Le baromètre de mars 2017

Selon le baromètre de l'Observatoire national interministériel de la sécurité routière (ONISR), 266  personnes ont perdu la vie sur les routes de France  métropolitaine en mars 2017. Comparé au mois de mars 2016 où l'on avait déploré 255 morts sur ces routes, 11 personnes de plus ont été tuées, soit une hausse de  + 4,3 % %. En année glissante sur les 12 derniers mois, il subsiste une très légère baisse de - 1, 7 %.

Mais nouveauté, l'ONISR met pour la première fois en avant le bilan du trimestre. Par cette présentation mettant en avant un bilan de la mortalité routière du 1er trimestre 2017 favorable par rapport à celui de 2016 (baisse de -3,7 %), la Sécurité Routière semble vouloir
faire diversion afin de minimiser le résultat décevant de ce mois de mars.
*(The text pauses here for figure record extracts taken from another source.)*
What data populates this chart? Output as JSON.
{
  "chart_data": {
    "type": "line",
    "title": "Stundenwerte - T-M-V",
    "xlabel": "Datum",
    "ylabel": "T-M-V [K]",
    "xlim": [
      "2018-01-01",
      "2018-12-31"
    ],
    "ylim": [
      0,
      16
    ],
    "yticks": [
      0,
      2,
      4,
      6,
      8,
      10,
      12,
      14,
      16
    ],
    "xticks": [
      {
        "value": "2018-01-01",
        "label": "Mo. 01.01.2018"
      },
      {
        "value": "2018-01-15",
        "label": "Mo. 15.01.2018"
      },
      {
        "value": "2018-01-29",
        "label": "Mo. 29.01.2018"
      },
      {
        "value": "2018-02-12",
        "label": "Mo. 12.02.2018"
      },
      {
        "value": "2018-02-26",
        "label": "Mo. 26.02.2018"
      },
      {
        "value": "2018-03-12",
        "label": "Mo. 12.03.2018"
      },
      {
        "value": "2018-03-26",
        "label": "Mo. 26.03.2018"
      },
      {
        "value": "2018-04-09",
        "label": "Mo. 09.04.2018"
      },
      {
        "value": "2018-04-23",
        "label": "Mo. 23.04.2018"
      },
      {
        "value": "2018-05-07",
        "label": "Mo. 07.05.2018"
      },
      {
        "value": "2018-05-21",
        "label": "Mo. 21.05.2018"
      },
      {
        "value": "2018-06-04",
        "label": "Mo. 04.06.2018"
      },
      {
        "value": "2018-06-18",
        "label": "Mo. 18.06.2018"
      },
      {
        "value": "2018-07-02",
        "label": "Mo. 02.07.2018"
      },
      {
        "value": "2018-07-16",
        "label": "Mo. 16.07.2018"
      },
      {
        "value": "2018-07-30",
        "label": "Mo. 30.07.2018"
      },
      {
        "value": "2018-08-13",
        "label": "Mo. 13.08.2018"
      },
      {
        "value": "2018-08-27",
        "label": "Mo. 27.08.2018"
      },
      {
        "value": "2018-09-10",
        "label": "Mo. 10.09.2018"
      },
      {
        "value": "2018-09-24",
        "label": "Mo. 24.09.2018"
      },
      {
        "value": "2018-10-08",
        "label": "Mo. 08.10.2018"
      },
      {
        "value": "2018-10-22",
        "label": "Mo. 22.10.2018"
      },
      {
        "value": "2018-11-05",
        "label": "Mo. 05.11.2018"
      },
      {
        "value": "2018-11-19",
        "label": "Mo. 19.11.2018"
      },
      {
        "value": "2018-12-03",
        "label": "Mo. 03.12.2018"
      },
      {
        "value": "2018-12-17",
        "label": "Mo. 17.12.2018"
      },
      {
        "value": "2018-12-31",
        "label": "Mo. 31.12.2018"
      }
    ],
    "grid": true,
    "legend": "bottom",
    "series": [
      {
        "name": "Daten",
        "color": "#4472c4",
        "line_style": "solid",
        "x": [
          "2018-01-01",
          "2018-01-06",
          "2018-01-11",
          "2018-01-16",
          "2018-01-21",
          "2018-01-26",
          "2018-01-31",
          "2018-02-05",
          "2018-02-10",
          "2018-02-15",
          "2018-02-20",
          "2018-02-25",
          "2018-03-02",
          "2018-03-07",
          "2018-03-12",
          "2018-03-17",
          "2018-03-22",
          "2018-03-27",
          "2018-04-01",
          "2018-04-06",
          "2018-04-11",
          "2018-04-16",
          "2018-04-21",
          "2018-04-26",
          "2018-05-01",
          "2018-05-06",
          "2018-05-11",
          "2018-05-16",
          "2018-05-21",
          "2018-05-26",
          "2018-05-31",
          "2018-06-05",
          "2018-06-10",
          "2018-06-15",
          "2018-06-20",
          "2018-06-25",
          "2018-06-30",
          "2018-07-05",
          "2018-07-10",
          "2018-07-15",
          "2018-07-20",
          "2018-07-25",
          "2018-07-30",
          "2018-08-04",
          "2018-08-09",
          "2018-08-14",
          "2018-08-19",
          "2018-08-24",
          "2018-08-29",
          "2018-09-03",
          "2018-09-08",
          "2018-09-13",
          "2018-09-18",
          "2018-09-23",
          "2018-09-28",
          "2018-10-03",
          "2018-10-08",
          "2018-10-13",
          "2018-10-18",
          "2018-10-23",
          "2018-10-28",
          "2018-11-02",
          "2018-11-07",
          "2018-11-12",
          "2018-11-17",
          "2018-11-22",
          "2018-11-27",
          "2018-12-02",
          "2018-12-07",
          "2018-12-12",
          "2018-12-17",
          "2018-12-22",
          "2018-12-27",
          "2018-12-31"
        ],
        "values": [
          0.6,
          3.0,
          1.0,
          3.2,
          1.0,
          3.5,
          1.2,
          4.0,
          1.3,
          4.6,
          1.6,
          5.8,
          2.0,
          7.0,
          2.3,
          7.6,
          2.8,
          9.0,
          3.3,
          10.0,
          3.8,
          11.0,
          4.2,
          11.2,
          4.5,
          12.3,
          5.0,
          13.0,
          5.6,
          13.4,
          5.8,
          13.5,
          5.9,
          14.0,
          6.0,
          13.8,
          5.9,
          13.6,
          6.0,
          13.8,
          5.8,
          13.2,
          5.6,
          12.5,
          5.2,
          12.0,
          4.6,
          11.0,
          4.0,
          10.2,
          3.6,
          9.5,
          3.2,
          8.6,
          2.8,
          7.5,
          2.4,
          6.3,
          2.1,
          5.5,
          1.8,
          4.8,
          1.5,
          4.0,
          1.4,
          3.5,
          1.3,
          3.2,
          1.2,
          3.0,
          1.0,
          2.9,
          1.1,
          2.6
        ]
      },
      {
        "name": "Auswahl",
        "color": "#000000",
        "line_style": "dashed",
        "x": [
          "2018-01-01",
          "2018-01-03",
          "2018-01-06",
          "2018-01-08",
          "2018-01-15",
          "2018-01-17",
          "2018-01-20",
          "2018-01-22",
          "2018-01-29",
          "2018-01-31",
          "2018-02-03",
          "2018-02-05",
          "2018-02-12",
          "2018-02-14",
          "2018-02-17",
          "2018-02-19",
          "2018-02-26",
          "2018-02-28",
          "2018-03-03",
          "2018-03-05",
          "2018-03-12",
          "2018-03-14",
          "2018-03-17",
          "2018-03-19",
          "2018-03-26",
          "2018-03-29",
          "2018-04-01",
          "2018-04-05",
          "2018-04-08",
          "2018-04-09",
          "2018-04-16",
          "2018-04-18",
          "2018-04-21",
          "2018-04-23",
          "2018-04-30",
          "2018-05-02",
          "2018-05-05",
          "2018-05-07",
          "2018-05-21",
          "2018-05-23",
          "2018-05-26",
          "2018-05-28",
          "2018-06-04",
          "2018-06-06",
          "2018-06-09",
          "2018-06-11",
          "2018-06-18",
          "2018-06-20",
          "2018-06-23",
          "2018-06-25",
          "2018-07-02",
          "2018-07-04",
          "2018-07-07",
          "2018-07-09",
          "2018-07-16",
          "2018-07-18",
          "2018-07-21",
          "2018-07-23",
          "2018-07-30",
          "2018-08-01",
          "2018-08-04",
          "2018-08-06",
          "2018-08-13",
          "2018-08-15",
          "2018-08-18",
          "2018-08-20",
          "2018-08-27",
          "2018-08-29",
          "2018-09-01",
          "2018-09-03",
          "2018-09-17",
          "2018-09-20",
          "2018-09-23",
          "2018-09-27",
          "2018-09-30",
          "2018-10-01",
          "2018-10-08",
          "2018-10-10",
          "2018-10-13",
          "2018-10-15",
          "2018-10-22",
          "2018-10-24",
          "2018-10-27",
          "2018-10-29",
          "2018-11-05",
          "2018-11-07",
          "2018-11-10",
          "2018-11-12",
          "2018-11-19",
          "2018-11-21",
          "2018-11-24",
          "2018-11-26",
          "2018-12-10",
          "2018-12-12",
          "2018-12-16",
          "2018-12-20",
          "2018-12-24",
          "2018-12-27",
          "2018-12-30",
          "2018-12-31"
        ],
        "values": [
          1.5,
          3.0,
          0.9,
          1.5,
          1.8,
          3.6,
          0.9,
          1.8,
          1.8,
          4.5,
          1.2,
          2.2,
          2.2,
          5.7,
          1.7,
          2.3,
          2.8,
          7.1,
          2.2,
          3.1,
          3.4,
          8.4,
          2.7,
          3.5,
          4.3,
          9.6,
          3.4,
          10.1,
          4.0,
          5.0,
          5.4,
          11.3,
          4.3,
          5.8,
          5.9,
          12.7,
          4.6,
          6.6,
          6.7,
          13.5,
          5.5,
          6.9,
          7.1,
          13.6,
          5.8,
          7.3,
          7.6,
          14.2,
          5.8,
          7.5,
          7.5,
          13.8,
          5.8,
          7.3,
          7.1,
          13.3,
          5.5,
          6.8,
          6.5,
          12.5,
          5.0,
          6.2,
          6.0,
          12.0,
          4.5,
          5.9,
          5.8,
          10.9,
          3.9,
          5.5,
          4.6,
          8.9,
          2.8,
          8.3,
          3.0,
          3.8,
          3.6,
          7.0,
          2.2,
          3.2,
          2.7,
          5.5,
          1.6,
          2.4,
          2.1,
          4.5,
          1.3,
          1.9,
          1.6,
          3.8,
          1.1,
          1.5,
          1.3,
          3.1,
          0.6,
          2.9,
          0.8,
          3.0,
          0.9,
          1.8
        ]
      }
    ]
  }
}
Ce résultat est d'autant plus décevant que la hausse enregistrée (+ 4,3 %) succède à une hausse de +16,4 % enregistrée en mars 2016. Mars 2017 est ainsi à classer parmi les mauvais mois de mars des six dernières années.

Après le résultat exceptionnel du mois de février (-22,8 %), attribuable à priori à l'effet des mesures prises en début d'année (signalement des conducteurs en infraction au sein des entreprises et annonce de l'expérimentation des voitures-radars confiés à un prestataire
privé), on aurait pu espérer que mars confirme février et qu'une tendance à la baisse de la mortalité allait enfin s'amorcer.

Force est de reconnaître que d'autres facteurs, que l'on pourrait identifier par une analyse plus approfondie des accidents que la simple statistique, semblent annuler les effets favorables de ces mesures et générer une tendance à la hausse.

Ainsi, l'insécurité routière en France ne régresse plus depuis trois ans. L'évolution du nombre de personnes hospitalisées (2 279), victimes de la route dont on parle peu, est également préoccupante. Ce nombre a augmenté de +22 % par rapport à mars 2016. Il est le plus élevé depuis 2009 ! L'objectif de compter moins de 2 000 morts sur nos routes d'ici 2020 est désormais inaccessible.

On peut bien sûr mettre en cause la faiblesse du gouvernement qui a tergiversé pour baisser la vitesse maximale autorisée sur les routes hors agglomération pour finalement mener une expérimentation où il sera impossible de conclure. Cela aurait pu épargner 300 à 400 vies par an dès 2014 selon le rapport du comité des experts. Cette mesure restera d'actualité mais probablement présentée sous une autre variante pourqu'elle puisse être adoptée rapidement. Pour autant, cette mesure n'aurait suffi à atteindre l'objectif. D'autres mesures étaient proposées dont il n'était pas réaliste de penser qu'elles puissent être mises en œuvre dans les délais. Les experts tablaient également sur une baisse structurelle d'environ 3% de la mortalité, traduction des effets des améliorations constantes des véhicules et de l'infrastructure. Avec cette seule baisse, nous aurions dû compter à la fin de 2016 moins de 3200  morts sur nos routes or nous en sommes loin malgré l'année spectaculaire de 2013. Ce constat démontrerait que les politiques de sécurité routière ne fonctionnent plus aussi bien, en partie déstabilisées par la modification des équilibres du système de circulation. Les mauvais résultats que connaissent des pays européens, pourtant cités comme référence pour leur politique de sécurité routière, comme le Danemark (+18 % du taux de mortalité par million d'habitants en 2016), les Pays-Bas (+4 %) ou la Suède (+ 2 cet objectif. %) pourraient accréditer cette thèse. L'Union européenne s'inquiète d'ailleurs de voir l'objectif qu'elle s'est fixée de réduire de moitié la mortalité sur la décennie s'éloigner.  Il faudrait que la mortalité baisse désormais de 11,5% par an afin de respecter cet objectif. Elle cherche d'autres pistes d'action en s'interrogeant notamment sur les effets des
nouvelles technologies sur le comportement des conducteurs.